A report released by the National Academy of Sciences states: The Renewable Fuel Standard, which mandates that 35-billion gallons of ethanol-equivalent biofuels and 1-billion gallons of biomass-based diesel be consumed in the United states by 2022, is not likely to be met. The report continues: even if RFS is to be achieved, it may not be effective in addressing global greenhouse-gas emissions because the extent of emissions reductions depends to a great degree on how the biofuels are produced and what land-use or land-cove changes occur in the process.
But, the Advanced Ethanol Council disagrees. AEC Executive Director Brooke Coleman says - it is discouraging to see the National Research Council miss an opportunity to cast the RFS in the proper light. Congress was seeking a sober analysis of the RFS, and regrettably, this is not it. According to Coleman, - the most glaring problem is the Council analyzed the ongoing development of the biofuels industry in a vacuum which comes at great economic and environmental cost to the consumer.
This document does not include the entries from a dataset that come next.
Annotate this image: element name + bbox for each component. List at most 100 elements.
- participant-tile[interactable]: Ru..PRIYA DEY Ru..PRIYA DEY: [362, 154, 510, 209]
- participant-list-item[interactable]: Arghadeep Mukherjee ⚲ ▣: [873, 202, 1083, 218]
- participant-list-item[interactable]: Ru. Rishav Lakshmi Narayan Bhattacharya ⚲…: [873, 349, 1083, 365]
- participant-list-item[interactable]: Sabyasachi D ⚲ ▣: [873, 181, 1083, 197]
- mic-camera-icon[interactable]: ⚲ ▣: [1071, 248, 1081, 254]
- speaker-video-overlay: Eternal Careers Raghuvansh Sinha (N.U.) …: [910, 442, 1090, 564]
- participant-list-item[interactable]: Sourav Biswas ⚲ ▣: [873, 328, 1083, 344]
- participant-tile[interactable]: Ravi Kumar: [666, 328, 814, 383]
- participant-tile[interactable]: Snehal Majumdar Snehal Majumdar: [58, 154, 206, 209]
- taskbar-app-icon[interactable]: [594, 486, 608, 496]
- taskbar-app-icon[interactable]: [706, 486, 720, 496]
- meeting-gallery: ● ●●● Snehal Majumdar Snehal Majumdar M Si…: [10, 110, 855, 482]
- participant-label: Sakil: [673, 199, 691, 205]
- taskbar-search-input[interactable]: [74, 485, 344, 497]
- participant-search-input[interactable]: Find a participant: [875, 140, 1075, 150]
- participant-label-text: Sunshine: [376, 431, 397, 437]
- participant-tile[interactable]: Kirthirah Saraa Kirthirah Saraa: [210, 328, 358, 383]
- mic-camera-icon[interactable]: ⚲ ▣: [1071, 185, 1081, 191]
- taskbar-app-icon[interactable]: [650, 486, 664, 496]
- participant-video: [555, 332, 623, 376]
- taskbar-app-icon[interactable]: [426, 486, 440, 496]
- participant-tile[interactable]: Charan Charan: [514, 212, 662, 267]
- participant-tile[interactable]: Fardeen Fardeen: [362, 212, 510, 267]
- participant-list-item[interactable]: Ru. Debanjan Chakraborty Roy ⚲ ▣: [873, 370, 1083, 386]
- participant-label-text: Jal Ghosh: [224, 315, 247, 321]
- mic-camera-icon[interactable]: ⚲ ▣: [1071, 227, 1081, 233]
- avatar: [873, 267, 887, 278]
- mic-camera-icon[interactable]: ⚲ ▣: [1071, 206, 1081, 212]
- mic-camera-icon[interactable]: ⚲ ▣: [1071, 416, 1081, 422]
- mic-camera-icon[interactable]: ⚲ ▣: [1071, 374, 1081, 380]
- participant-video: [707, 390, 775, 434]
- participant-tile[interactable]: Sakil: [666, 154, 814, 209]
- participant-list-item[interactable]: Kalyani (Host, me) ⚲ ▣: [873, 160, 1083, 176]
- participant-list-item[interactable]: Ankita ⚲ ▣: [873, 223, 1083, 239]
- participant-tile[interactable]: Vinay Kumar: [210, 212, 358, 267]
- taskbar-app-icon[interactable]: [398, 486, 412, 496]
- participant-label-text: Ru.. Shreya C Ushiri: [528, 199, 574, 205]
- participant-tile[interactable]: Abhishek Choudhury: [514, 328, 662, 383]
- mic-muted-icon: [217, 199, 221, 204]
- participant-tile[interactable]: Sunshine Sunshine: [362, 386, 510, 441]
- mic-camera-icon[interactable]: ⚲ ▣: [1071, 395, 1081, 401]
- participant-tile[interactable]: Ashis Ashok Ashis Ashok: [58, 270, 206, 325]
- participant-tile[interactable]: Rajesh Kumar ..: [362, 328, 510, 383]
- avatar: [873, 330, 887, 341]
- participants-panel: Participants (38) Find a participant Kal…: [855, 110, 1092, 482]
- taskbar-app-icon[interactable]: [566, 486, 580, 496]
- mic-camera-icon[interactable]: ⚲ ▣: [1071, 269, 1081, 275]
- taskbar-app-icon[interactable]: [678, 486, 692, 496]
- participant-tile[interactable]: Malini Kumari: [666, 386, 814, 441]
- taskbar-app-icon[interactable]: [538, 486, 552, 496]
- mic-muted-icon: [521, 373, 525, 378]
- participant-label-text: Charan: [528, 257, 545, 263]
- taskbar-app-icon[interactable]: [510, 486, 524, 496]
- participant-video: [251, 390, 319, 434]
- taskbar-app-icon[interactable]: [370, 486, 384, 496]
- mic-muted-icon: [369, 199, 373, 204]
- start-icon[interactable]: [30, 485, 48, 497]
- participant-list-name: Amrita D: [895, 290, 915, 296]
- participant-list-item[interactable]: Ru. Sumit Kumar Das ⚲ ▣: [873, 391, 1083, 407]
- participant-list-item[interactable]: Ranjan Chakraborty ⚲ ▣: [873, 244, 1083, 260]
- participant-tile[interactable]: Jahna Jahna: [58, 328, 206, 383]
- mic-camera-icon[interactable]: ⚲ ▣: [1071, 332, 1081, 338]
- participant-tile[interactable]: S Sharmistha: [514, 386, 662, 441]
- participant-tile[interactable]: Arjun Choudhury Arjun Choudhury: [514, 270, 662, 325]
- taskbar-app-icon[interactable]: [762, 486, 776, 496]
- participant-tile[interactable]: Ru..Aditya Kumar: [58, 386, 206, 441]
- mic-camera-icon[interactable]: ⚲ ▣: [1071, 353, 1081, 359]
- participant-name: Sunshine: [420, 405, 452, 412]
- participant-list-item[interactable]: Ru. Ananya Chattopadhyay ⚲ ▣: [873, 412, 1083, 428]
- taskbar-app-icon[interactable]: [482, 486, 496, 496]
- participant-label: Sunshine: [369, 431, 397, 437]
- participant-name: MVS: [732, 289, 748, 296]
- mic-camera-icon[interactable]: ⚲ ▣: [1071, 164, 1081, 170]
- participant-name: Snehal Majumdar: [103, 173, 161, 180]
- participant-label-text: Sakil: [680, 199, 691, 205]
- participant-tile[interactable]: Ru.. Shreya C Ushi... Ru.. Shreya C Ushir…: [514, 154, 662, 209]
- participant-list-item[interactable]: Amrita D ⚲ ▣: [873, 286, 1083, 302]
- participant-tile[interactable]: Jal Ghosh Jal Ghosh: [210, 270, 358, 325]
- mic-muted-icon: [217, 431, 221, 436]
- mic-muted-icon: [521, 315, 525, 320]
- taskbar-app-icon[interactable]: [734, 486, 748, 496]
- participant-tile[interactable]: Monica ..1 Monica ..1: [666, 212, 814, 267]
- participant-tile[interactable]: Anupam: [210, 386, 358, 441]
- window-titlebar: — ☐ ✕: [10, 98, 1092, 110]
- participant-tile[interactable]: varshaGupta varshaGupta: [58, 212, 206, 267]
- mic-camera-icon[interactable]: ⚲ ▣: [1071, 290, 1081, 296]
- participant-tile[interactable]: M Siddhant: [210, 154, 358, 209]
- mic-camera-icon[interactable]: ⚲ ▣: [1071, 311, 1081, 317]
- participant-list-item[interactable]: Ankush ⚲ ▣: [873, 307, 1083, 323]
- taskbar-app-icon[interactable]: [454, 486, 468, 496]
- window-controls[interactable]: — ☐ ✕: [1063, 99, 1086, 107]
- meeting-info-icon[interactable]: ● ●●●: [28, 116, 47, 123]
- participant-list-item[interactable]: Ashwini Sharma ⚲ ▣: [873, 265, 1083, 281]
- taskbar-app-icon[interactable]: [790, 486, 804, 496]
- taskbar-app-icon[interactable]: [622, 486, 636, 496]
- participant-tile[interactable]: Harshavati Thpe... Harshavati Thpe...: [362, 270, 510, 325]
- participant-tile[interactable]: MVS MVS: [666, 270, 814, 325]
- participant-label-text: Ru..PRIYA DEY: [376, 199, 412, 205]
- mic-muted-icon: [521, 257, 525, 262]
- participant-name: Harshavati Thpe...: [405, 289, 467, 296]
Meanwhile, the Renewable Fuels Association cautions this report should be interpreted with extreme caution. RFA Vice President Geoff Cooper says - global demand for energy continues to escalate, yet this report chooses to focus on the perceived shortcomings of conventional and next-generation biofuels. While today’s report does recognize some of the improvements in biofuels production, it also rehashes many of the well-worn criticisms that have been discredited time and again.